By the early 1930s the company had grown to six stores, and although it did not want to add a full line of groceries to its fare, competition from established chains like Acme and A&P forced it into the grocery business. However, unlike the bigger chains, the company was so successful that it could easily transition its chain from smaller stores to larger supermarkets. Throughout the 1930s and 1940s, Penn Fruit expanded its older stores and added new ones throughout greater Philadelphia and New Jersey. It eventually added fresh meat departments to its stores and became one of the first chains to sell floral items. Because of its discount format and clean, high-volume self-service stores, the company was very popular in and around its core Philadelphia/New Jersey market. At least one Penn Fruit, in Pennsauken, New Jersey, had a bakery/doughnut area in the 1960s & 1970s, or until it closed. Featured were the lightest glazed doughnuts seen before or since.

After World War II and throughout the 1950s, the company expanded its territory, opening stores in both New York and Baltimore. However, the company was less than successful with these stores, partly because of their geographic distance from Philadelphia. Stores built in the 1950s had a distinctive design, topped by a wide sweeping arch roof. Some of these buildings are still in use today. In 2016, the former Penn Fruit store on Frankford Avenue, one of the last with an intact arch design, was recommended and approved for city landmark status.

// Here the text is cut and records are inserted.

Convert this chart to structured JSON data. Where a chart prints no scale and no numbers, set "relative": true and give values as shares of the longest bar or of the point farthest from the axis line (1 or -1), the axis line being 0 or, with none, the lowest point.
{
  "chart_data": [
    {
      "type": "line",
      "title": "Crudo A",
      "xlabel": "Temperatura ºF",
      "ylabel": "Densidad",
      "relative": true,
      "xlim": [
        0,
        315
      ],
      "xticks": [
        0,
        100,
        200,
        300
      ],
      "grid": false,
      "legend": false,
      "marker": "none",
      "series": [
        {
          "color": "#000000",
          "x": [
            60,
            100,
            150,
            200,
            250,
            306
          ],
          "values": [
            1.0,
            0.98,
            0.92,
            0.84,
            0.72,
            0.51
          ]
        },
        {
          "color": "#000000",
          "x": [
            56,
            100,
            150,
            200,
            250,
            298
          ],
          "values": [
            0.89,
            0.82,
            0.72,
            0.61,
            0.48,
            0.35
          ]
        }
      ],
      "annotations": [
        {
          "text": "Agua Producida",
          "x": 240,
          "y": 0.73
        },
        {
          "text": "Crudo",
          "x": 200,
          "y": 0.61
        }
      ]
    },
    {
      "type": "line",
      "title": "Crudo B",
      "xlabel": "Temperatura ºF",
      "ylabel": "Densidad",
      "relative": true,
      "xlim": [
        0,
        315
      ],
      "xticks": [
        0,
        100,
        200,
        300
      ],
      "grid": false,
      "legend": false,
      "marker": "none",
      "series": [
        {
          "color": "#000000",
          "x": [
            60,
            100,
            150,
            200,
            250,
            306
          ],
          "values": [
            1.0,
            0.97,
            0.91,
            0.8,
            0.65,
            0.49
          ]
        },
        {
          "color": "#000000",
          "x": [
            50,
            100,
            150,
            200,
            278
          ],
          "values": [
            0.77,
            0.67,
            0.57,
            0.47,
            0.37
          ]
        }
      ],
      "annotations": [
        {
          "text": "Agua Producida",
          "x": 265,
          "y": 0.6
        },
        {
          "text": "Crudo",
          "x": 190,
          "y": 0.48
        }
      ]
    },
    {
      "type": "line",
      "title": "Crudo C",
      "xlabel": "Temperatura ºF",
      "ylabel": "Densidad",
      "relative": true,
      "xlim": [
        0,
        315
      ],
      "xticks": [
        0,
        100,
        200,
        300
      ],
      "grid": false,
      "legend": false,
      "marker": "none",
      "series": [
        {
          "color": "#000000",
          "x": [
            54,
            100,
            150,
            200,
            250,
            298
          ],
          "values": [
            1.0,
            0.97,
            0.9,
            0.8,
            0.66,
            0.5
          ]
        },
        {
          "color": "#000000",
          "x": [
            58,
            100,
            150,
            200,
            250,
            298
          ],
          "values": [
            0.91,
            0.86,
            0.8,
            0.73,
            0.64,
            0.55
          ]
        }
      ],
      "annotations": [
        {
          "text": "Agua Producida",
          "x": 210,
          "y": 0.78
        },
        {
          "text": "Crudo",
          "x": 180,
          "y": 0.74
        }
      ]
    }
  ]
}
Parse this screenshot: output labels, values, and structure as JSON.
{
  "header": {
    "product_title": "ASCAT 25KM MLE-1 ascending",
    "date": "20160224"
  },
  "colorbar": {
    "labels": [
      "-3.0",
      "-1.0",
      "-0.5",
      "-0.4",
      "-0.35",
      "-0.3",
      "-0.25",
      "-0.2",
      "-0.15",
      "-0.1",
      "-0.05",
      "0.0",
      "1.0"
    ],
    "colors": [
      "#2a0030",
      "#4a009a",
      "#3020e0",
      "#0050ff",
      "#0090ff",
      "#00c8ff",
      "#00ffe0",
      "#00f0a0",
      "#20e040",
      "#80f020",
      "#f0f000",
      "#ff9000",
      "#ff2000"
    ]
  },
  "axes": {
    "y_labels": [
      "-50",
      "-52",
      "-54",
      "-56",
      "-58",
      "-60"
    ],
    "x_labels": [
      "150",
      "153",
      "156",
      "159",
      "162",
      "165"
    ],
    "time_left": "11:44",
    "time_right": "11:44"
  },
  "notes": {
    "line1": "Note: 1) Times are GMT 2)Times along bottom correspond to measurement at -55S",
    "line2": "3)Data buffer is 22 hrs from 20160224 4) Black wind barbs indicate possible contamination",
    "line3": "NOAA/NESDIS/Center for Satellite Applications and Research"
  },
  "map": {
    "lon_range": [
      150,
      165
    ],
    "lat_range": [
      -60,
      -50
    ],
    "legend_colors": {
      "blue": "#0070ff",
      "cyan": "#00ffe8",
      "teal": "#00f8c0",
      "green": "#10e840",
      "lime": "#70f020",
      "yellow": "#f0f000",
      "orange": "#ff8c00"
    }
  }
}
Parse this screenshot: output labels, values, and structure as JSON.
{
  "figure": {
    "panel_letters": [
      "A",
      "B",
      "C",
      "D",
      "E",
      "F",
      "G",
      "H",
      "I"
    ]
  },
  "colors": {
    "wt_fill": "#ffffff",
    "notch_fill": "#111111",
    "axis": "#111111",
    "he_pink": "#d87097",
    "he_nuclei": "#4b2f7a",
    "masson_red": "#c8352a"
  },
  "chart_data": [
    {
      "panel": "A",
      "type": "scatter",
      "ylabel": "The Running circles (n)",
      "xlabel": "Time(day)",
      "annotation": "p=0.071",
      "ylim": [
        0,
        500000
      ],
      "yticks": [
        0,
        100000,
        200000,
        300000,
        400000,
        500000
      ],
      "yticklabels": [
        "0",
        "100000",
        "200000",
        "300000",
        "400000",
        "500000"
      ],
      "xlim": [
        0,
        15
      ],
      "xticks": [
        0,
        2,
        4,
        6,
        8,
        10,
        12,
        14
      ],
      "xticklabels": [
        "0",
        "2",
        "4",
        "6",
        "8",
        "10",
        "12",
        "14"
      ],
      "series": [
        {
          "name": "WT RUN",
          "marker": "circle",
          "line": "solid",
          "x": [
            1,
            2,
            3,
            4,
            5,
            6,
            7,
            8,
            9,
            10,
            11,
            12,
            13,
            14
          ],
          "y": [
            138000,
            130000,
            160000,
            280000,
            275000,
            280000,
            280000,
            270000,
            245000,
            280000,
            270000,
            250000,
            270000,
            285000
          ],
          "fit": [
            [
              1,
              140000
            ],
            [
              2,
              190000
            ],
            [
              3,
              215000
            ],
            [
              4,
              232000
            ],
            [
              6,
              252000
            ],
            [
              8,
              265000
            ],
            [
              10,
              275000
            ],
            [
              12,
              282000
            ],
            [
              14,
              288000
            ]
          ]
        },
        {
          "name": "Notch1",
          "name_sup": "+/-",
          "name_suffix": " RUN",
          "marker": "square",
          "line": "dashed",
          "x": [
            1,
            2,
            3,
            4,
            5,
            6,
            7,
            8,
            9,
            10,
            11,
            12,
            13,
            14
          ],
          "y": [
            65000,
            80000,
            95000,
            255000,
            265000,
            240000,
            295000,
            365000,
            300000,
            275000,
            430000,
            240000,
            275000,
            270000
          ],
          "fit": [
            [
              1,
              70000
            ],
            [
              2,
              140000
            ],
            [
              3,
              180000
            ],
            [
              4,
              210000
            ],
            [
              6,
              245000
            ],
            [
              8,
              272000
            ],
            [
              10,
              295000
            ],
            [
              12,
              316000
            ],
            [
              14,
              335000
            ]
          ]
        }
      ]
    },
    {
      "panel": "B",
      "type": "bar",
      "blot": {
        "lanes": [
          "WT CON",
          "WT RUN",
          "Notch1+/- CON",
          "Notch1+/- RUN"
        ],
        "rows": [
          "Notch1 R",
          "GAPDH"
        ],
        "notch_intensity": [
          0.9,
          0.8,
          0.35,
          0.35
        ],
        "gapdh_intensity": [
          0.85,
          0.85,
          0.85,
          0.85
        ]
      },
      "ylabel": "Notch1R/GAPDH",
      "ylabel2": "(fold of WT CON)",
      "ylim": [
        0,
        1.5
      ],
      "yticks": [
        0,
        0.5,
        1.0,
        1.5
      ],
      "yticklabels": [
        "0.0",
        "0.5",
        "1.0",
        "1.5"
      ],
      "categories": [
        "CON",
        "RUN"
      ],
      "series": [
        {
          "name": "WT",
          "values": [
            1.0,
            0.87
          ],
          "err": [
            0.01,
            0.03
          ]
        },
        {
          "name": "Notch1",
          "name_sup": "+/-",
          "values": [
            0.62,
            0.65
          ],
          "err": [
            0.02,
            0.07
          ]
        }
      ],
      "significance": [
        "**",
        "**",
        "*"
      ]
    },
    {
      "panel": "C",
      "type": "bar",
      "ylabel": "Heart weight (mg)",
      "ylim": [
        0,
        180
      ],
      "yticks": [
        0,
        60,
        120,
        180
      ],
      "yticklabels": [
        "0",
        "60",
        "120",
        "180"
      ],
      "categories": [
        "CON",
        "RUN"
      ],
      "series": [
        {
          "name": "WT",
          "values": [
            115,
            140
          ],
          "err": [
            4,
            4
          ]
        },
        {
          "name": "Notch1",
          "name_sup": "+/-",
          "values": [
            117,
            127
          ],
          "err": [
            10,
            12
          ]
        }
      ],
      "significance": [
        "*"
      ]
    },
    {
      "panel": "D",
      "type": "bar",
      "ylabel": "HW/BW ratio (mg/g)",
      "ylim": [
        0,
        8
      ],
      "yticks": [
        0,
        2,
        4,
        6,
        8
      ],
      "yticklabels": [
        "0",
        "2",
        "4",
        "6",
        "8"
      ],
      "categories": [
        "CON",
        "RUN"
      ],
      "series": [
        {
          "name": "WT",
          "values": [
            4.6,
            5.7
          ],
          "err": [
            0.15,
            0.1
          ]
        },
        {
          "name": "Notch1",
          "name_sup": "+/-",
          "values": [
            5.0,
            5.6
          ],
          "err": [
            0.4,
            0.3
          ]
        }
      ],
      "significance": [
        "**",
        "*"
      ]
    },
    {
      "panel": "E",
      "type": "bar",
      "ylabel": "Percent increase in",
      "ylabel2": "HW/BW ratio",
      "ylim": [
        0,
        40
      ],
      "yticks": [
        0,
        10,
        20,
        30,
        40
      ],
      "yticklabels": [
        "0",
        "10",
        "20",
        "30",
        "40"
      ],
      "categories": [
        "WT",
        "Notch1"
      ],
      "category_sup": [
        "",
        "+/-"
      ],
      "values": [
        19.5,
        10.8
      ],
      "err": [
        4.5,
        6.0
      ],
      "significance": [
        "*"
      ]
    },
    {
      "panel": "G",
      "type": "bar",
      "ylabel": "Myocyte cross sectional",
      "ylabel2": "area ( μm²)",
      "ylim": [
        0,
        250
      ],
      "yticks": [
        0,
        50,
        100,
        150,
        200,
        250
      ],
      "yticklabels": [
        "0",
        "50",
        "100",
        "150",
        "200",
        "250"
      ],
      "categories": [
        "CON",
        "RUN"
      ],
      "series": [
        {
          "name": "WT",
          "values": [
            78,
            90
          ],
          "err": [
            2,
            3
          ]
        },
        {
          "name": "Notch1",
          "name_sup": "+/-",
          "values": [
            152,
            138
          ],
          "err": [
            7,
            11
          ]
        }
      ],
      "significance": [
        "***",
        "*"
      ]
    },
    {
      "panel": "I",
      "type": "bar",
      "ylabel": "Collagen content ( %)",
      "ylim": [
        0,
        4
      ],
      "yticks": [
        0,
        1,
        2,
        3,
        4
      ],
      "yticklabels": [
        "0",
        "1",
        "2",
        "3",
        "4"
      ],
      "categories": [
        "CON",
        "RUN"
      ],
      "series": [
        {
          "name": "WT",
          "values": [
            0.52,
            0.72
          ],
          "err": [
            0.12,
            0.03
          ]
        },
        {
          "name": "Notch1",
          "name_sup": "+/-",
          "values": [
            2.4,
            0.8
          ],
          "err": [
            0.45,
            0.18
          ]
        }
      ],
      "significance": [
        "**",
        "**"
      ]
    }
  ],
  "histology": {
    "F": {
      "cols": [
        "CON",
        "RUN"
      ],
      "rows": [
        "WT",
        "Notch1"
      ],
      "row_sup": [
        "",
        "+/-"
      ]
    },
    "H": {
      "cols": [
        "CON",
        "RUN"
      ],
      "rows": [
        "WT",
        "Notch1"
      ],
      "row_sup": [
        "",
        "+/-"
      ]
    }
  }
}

In the 1960s, the company diversified, establishing chains of garden stores (Gaudio's), discount drug stores, and convenience food stores, buying a chain of Baltimore area supermarkets, as well as a toy chain called Kiddie City. But, the company's greatest success was in its core business: supermarkets. In 1964, the company launched a chain of discount supermarkets called Dale's, and three years later, opened the first in a chain of Consumers Warehouse Markets; most, if not all, of Dale's and CWM stores were rebrandings of existing Penn Fruit stores. By 1971, the company had nearly 80 stores and sales of $370 million (~$ in ).

However, rivals such as A&P, Food Fair (later known as Pantry Pride) and Acme were opening discount stores of their own, and in 1973, Acme's 173 Philadelphia-area stores launched a price war against Penn Fruit's 12 warehouse markets. This move set off a series of events that would lead to the latter's downfall. After nearly two years, the bottom fell out. Penn Fruit, unable to compete, filed Chapter 11 bankruptcy and began selling off most of its non-supermarket holdings. It then later closed all but a handful of its supermarkets, including the last of its Baltimore division (now called Big Valu), which were sold to Food A Rama, a local Baltimore chain (now part of Shoppers Food & Pharmacy, a Supervalu division) with the remaining 17 stores sold to Food Fair in 1975. Some of the former Penn Fruit stores became Shop 'n Bag co-operative stores. Penn Fruit continued as a division of Pantry Pride until the latter filed bankruptcy two years later, with those units being absorbed by a variety of competitors.